La Volpe legge Rabelais, come Pinocchio stralci dall’Artaud di Pour en finir avec le jugement de Dieu e di Succubi e Supplizi, giustapponendo sonorità vocali estreme che lottano dentro il suo corpo, dall’abito ancora quotidiano e dal volto segnato dal naso pinocchiesco. Se dalla bocca di Bene, nelle vesti di Pinocchio, uscivano le voci degli altri personaggi del romanzo, quella di Punzo piuttosto ospita presenze che derivano dalle sue letture e dai suoi personali ‘compagni’ di strada: attraverso una phoné che si divarica a lasciare spazio a diverse maschere vocali, i molteplici sé dell’artista entrano progressivamente sul palco, prescindendo dalla storia del burattino collodiano. Intanto, Gatto, Volpe, Lucignolo affiancano i fantasmi della cultura, da Artaud a Rimbaud al Don Chisciotte: sono, anzi, le parole di quest’ultimo a restare come sottofondo finale, fungendo da contraltare alle memorie d’infanzia inizialmente udite. Con gran frastuono, entrano marinai in lotta contro una tempesta di shakespeariana memoria [fig. 7], un angelo e persino la Madonna addolorata, ma Pinocchio chiede a tutti il silenzio, per sentire ancora quella voce che non si ferma, che non si arrende: rimasto solo, sulle note del Chiaro di Luna di Beethoven indossa i panni di un fantoccio dal colletto rosso, con una maschera e dei pantaloni colorati che lo trasfigurano in un corpo ‘ir-reale’, né umano, né burattino, nell’aspirazione, infine, a un tempo che non sia più ordinario [fig. 8].

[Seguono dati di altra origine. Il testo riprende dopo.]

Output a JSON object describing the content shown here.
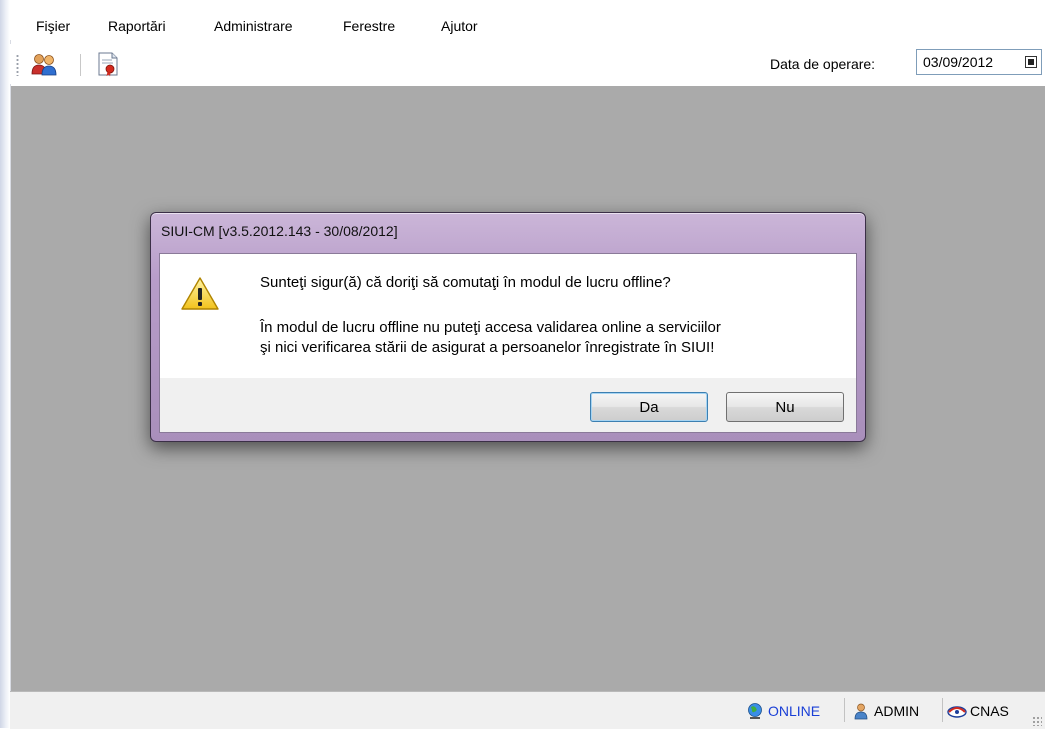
{
  "menu": {
    "items": [
      "Fişier",
      "Raportări",
      "Administrare",
      "Ferestre",
      "Ajutor"
    ]
  },
  "toolbar": {
    "icons": [
      "users-icon",
      "certificate-document-icon"
    ],
    "operation_date_label": "Data de operare:",
    "operation_date_value": "03/09/2012"
  },
  "dialog": {
    "title": "SIUI-CM [v3.5.2012.143 - 30/08/2012]",
    "icon": "warning-icon",
    "question": "Sunteţi sigur(ă) că doriţi să comutaţi în modul de lucru offline?",
    "info_line1": "În modul de lucru offline nu puteţi accesa validarea online a serviciilor",
    "info_line2": "şi nici verificarea stării de asigurat a persoanelor înregistrate în SIUI!",
    "yes_label": "Da",
    "no_label": "Nu"
  },
  "status": {
    "connection": "ONLINE",
    "connection_color": "#1a3fd6",
    "user": "ADMIN",
    "organization": "CNAS"
  }
}
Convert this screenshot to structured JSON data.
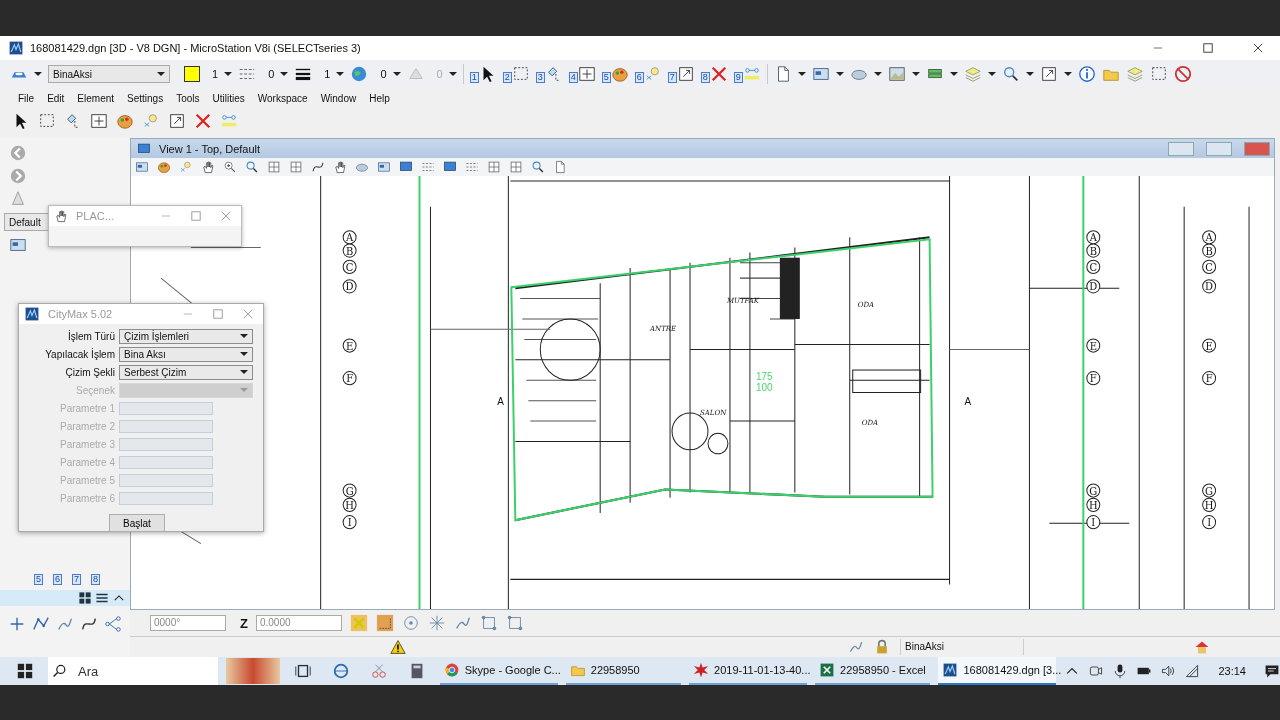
{
  "window": {
    "title": "168081429.dgn [3D - V8 DGN] - MicroStation V8i (SELECTseries 3)"
  },
  "attributes": {
    "level_name": "BinaAksi",
    "color_number": "1",
    "style": "0",
    "weight": "1",
    "transparency": "0",
    "priority": {
      "value": "0",
      "disabled": true
    }
  },
  "task_numbers": [
    "1",
    "2",
    "3",
    "4",
    "5",
    "6",
    "7",
    "8",
    "9"
  ],
  "menu": [
    "File",
    "Edit",
    "Element",
    "Settings",
    "Tools",
    "Utilities",
    "Workspace",
    "Window",
    "Help"
  ],
  "left_panel": {
    "view_group": "Default",
    "task_numbers": [
      "5",
      "6",
      "7",
      "8"
    ]
  },
  "view": {
    "title": "View 1 - Top, Default"
  },
  "plan": {
    "axis_columns": [
      [
        "A",
        "B",
        "C",
        "D",
        "E",
        "F",
        "G",
        "H",
        "I"
      ],
      [
        "A",
        "B",
        "C",
        "D",
        "E",
        "F",
        "G",
        "H",
        "I"
      ],
      [
        "A",
        "B",
        "C",
        "D",
        "E",
        "F",
        "G",
        "H",
        "I"
      ]
    ],
    "rooms": [
      "MUTFAK",
      "ODA",
      "ANTRE",
      "SALON",
      "ODA"
    ],
    "section_marks": [
      "A",
      "A"
    ],
    "green_values": [
      "175",
      "100"
    ]
  },
  "plac_dialog": {
    "title": "PLAC..."
  },
  "citymax": {
    "title": "CityMax 5.02",
    "fields": [
      {
        "kind": "dropdown",
        "label": "İşlem Türü",
        "value": "Çizim İşlemleri",
        "disabled": false
      },
      {
        "kind": "dropdown",
        "label": "Yapılacak İşlem",
        "value": "Bina Aksı",
        "disabled": false
      },
      {
        "kind": "dropdown",
        "label": "Çizim Şekli",
        "value": "Serbest Çizim",
        "disabled": false
      },
      {
        "kind": "dropdown",
        "label": "Seçenek",
        "disabled": true
      },
      {
        "kind": "text",
        "label": "Parametre 1",
        "disabled": true
      },
      {
        "kind": "text",
        "label": "Parametre 2",
        "disabled": true
      },
      {
        "kind": "text",
        "label": "Parametre 3",
        "disabled": true
      },
      {
        "kind": "text",
        "label": "Parametre 4",
        "disabled": true
      },
      {
        "kind": "text",
        "label": "Parametre 5",
        "disabled": true
      },
      {
        "kind": "text",
        "label": "Parametre 6",
        "disabled": true
      }
    ],
    "button": "Başlat"
  },
  "accudraw": {
    "angle_value": "0000°",
    "z_label": "Z",
    "z_value": "0.0000"
  },
  "status_bar": {
    "level_name": "BinaAksi"
  },
  "taskbar": {
    "search_placeholder": "Ara",
    "apps": [
      {
        "label": "Skype - Google C...",
        "selected": false
      },
      {
        "label": "22958950",
        "selected": false
      },
      {
        "label": "2019-11-01-13-40...",
        "selected": false
      },
      {
        "label": "22958950 - Excel",
        "selected": false
      },
      {
        "label": "168081429.dgn [3...",
        "selected": true
      }
    ],
    "clock": "23:14"
  }
}
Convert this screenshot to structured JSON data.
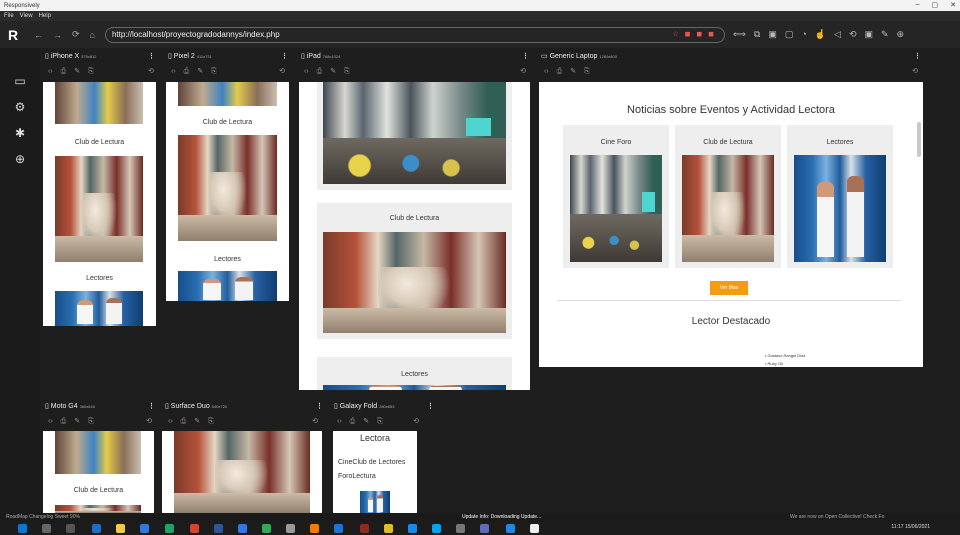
{
  "app": {
    "title": "Responsively",
    "menu": [
      "File",
      "View",
      "Help"
    ],
    "window_controls": [
      "–",
      "▢",
      "✕"
    ]
  },
  "toolbar": {
    "url": "http://localhost/proyectogradodannys/index.php",
    "nav": [
      "←",
      "→",
      "⟳",
      "⌂"
    ],
    "url_right_icons": "☆ ◼ ◼ ◼",
    "tools": [
      "⟺",
      "⧉",
      "▣",
      "▢",
      "◔",
      "☝",
      "◁",
      "⟲",
      "▣",
      "✎",
      "⊕"
    ]
  },
  "sidebar": {
    "icons": [
      "devices-icon",
      "gear-icon",
      "puzzle-icon",
      "globe-icon"
    ],
    "glyphs": [
      "▭",
      "⚙",
      "✱",
      "⊕"
    ]
  },
  "devices": {
    "iphone": {
      "name": "iPhone X",
      "size": "375x812",
      "labels": [
        "Club de Lectura",
        "Lectores"
      ]
    },
    "pixel": {
      "name": "Pixel 2",
      "size": "411x731",
      "labels": [
        "Club de Lectura",
        "Lectores"
      ]
    },
    "ipad": {
      "name": "iPad",
      "size": "768x1024",
      "labels": [
        "Club de Lectura",
        "Lectores"
      ]
    },
    "laptop": {
      "name": "Generic Laptop",
      "size": "1280x800",
      "heading": "Noticias sobre Eventos y Actividad Lectora",
      "cards": [
        "Cine Foro",
        "Club de Lectura",
        "Lectores"
      ],
      "button": "Ver Mas",
      "section": "Lector Destacado",
      "bullets": [
        "Gustavo Rangel Diaz",
        "Ruby Gil"
      ]
    },
    "moto": {
      "name": "Moto G4",
      "size": "360x640",
      "labels": [
        "Club de Lectura"
      ]
    },
    "duo": {
      "name": "Surface Duo",
      "size": "540x720"
    },
    "fold": {
      "name": "Galaxy Fold",
      "size": "280x653",
      "texts": [
        "Lectora",
        "CineClub de Lectores",
        "ForoLectura"
      ]
    }
  },
  "device_tools": [
    "‹›",
    "⎙",
    "✎",
    "⎘"
  ],
  "rotate_glyph": "⟲",
  "menu_glyph": "⋮",
  "statusbar": {
    "left": "RoadMap   Changelog   Sweet  90%",
    "center": "Update Info: Downloading Update...",
    "right": "We are now on Open Collective! Check Fo"
  },
  "taskbar": {
    "clock": "11:17",
    "date": "15/06/2021"
  }
}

Come rivela la conclusione, il percorso del regista dentro la storia di Pinocchio è un percorso verso lo straniamento a partire da un’ipotetica, mai realmente compiuta, identificazione con il personaggio letterario, quale strumento drammaturgico per una scrittura scenica autonoma. Punzo abbandona, infatti, la linea diegetica e il sistema di relazioni dell’opera di Collodi, per esprimere un concetto di diversità affine alla natura del primo Pinocchio ed evocare un senso residuale dell’umano, contrastante l’avvilente normalità percepita oltre le mura del proprio teatro.

 

Bibliografia e videografia

R. Fedi (a cura di), Carlo Collodi. Lo spazio delle meraviglie, Milano, Amilcare Pizzi Editore, 1990.

E. Garroni, Pinocchio uno e bino, Roma-Bari, Laterza, 2010.

A. Mancini (a cura di), A scene chiuse. Esperienze e immagini del teatro in carcere, Corazzano (Pisa), Titivillus, 2008.

R. Mazzaglia, ‘Metamorfosi di Pinocchio nella nuova scena italiana’, Acting Archives Review. Rivista di studi sull’attore e la recitazione, VI, 12, 2016, pp. 66-100, <http://www.actingarchives.unior.it/Rivista/RivistaIframe.aspx?ID=5a7115f1-1c12-4387-9981-6e3412adc470>.

A. Punzo, È ai vinti che va il suo amore. I primi venticinque anni di autoreclusione con la Compagnia della Fortezza di Volterra, Edizioni Clichy, Padova, 2013.

Mi interessa Don Chisciotte [film-documentario sulla realizzazione di Pinocchio. Lo Spettacolo della Ragione], produzione: Carte Blanche – Compagnia della Fortezza, regia: Lavinia Baroni, 2008.